BLAST+, EMBOSS, Entrez Direct

Поиск гомологов белков в неаннотированном геноме

Для выполнения задания была дана неаннотированная сборка генома организма Amoeboaphelidium protococcarum. Этот организм относится к кладе Заднежгутиковых (Opisthokonta) и исходя из родства подгрупп этой клады (рис. 1), для поиска генов белков в неаннотированной последовательности, я решила рассматривать белки организмов из группы Microsporidia. Будем считать гомологами все организмы из этой группы.

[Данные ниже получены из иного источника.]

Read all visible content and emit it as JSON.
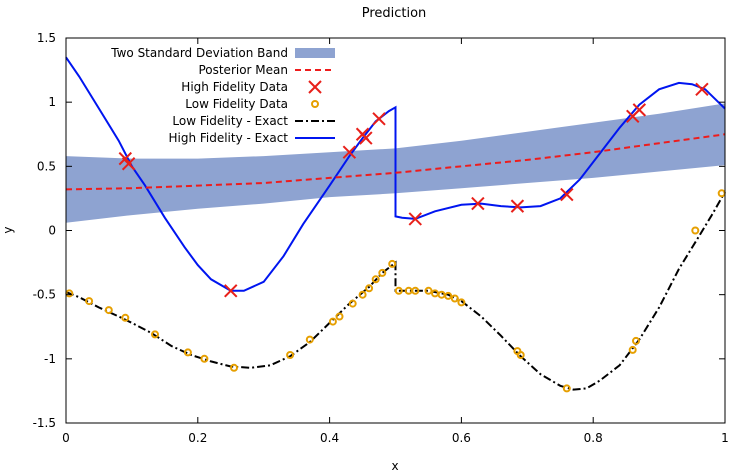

Для работы BLAST нужно создать базу данных на основе данной последовательности: makeblastdb -in X5.fasta -dbtype nucl Далее нужно было выбрать белки у гомологов и провести выравние их кодирующих последовательностей с данной сборкой генома (Табл. 1), параметры при запуске blastn - по умолчанию. Я решила брать белки, которые принимают участие в транскрипции, трансляции и репликации.

Family_tree Рис. 1. Филогенетическое дерево Amoeboaphelidium protococcarum[1]
Табл. 1. Поиск белков и выравнивание
Белок Последовательность Команда для получения последовательности Выдача
DNA-directed RNA polymerase II subunit RPB1 (В1 субъединица РНК полимеразы) RPB1_ENCCU
"dna-directed rna polymerase" taxonomy:"Microsporidia [6029]" AND reviewed:yes
seqret sw:"RPB1_ENCCU" -outseq RPB1.fasta
Ссылка
Eukaryotic translation initiation factor 2 subunit gamma (2 субъединица фактора инициации трансляции) IF2G_ENCCU
taxonomy:"Microsporidia [6029]" eif AND reviewed:yes
seqret sw:"IF2G_ENCCU" -outseq IF2G.fasta
Ссылка
Histone H4 (H4 гистон, участвующий в образовании нуклеосомы) H4
taxonomy:"Microsporidia [6029]" "histone h4" AND reviewed:yes
seqret sw:"H4_ENCCU" -outseq H4.fasta
Ссылка

Результаты

Результаты показали, что эти белки скорее всего есть у Amoeboaphelidium protococcarum. Проценты идентичности и схожести аминокислот довольно высокие, при этом многие области белков хорошо покрыты, что указывает на схожесть доменов этих белков. При этом нужно учитывать, что сборка генома не идеальна и белки могут не уместиться на одном скэффолде, а после скэффолда последовательность может быть не секвенирована или просто на ней находится слишком маленький участок белка, так что BLAST не выдает этот участок.

Табл. 2. Результаты выдачи
Белок Удачные находки E-Value Процент идентичности Комментарий
B1 субъединица РНК полимеразы scaffold-300 0.0 47% Анализируя выравнивание, можно увидеть 3 предположительных домена белка, которые влезли на 300 скэффолд. Скорее всего, РНК полимераза не помещается на скэффолд полностью и продолжается после его конца.
2 субъединица фактора инициации трансляции scaffold-451 3e-137 52% Белок почти полностью поместился в скэффолде, заметны 2 предположительных домена.
Гистон H4 unplaced-422 1e-05 43% Белок почти полностью поместился в скэффолд, есть 2 более-менее косервативных участка

Литература

[1]Letcher PM, Lopez S, Schmieder R, Lee PA, Behnke C, Powell MJ, McBride RC. Characterization of Amoeboaphelidium protococcarum, an algal parasite new to the cryptomycota isolated from an outdoor algal pond used for the production of biofuel. PLoS One. 2013;8(2):e56232. doi: 10.1371/journal.pone.0056232. Epub 2013 Feb 20. PMID: 23437098; PMCID: PMC3577820.